CB News : Le hors-média est-il également un sujet pour Canal+ Brand Solutions ?

Francine Mayer : Tout à fait. Nous souhaitons aller plus loin dans l’événementialisation des dispositifs. Nous sommes dans le groupe Vivendi et nous disposons, de fait, d’assets assez incroyables (Universal Music, l’Olympia, Gameloft, Dailymotion…). La régie a besoin de se développer tout comme Canal Brand Factory a besoin de reach… J’envisage aussi la création d’un véritable pôle Event, qui existe, mais qui n’est pas pour l’heure véritablement formalisé.

CB News : Il y a quelques jours, l’Autorité de la concurrence se montrait favorable à l’autorisation de la publicité adressée. Est-ce une bonne nouvelle ?

Francine Mayer : Totalement. Il y a 5 ans, nous avons été pionnier le sujet. Je l’ai porté au sein du SNPTV, et cela n’avait pas été simple à l’époque. Heureuse de voir qu’aujourd’hui mes confrères le portent également, voire sont très moteurs. L’annonce de l’Autorité est donc une excellente nouvelle pour tout le secteur. Le décret date tout de même de 1992, quand on y pense, cela laisse songeur alors que Mark Zuckerberg avait 8 ans (sourire). CanalxChange est d’ailleurs une sorte de préambule à l’arrivée de la publicité adressée. Je note tout de même que 15 millions de Français regardent l’écosystème des chaines thématiques tous les mois. Au lancement de la pub adressée, nous serons prêts.

CB News : Le programmatique, en revanche, n’a jamais vraiment été un axe de développement pour la régie ?

Francine Mayer : Le programmatique est un sujet qui nous intéresse. Mais il est vrai que nous n’en faisons pas énormément puisque nous sommes ultra-premium.

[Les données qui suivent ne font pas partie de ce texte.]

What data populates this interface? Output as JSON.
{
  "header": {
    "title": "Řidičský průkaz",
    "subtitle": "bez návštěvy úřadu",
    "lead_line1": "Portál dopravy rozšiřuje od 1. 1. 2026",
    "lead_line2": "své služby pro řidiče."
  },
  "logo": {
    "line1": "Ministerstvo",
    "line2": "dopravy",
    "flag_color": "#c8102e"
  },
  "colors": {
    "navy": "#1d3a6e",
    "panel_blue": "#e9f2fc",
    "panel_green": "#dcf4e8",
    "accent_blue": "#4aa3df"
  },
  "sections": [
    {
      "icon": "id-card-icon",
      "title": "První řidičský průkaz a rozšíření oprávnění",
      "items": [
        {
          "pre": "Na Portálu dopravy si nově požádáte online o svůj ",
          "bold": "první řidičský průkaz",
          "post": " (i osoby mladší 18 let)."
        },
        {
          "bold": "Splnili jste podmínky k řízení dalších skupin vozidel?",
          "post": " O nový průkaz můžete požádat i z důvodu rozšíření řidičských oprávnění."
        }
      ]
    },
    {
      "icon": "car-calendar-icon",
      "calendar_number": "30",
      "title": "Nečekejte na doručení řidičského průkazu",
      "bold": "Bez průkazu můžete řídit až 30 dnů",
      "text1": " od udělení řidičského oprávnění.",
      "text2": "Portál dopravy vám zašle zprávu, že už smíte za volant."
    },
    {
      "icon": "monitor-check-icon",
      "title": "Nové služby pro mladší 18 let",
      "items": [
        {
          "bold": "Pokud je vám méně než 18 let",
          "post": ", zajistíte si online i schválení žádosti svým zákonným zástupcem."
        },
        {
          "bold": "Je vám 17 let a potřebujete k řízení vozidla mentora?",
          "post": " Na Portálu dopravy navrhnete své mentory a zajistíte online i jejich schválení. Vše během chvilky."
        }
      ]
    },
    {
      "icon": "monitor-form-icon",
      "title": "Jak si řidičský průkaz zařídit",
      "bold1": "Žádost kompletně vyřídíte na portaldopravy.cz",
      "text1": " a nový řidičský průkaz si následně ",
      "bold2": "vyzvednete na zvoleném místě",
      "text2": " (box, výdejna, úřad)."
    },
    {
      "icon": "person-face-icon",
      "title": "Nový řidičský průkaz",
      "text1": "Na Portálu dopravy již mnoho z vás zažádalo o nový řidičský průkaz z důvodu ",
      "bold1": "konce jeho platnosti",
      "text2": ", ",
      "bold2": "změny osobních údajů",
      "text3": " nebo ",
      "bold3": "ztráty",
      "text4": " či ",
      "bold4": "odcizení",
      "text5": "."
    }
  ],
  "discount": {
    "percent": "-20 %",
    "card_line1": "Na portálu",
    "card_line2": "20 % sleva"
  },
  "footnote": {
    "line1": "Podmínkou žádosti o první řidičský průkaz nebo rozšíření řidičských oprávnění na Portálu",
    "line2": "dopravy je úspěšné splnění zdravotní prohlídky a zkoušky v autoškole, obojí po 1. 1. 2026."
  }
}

Nous n’avions jusqu’alors pas vraiment besoin d’en faire, eu égard à certains risques liés à la valeur : la qualité de nos contenus et celle de l’environnement pour nos marques, la complétion, la visibilité. Nous n’étions donc pas enclins à y aller résolument. Mais le programmatique est de plus en plus vertueux. De plus, la couche data que nous avons le permet. Donc oui, nous nous donnons les moyens d’y aller de plus en plus, de nous structurer pour cela.

CB News : Canal+ Brand Solutions et Bolloré Media Régie sont présentes en TV, en presse et sur le numérique. Quid de la radio ?

Francine Mayer : Nous avons 21 chaines en régie, à date (Canal+, Comédie+, Planète+, CStar, Viceland, C8, Non Stop People, Teletoon+, Novelas TV, Museum, …). Nous avons lancé plusieurs chaines dont Polar+ ou Novelas TV, et nous sommes aussi la régie de la nouvelle chaine Clique TV de Mouloud Achour, celle de RTL 9 qui est quasiment une TNT en terme de puissance. Nous sommes totalement ouverts au fait de prendre d’autres chaines en régie pour avoir plus de poids. Nous sommes sur tous les écrans, et pourquoi pas la radio un jour ? Nous ne nous interdisons rien.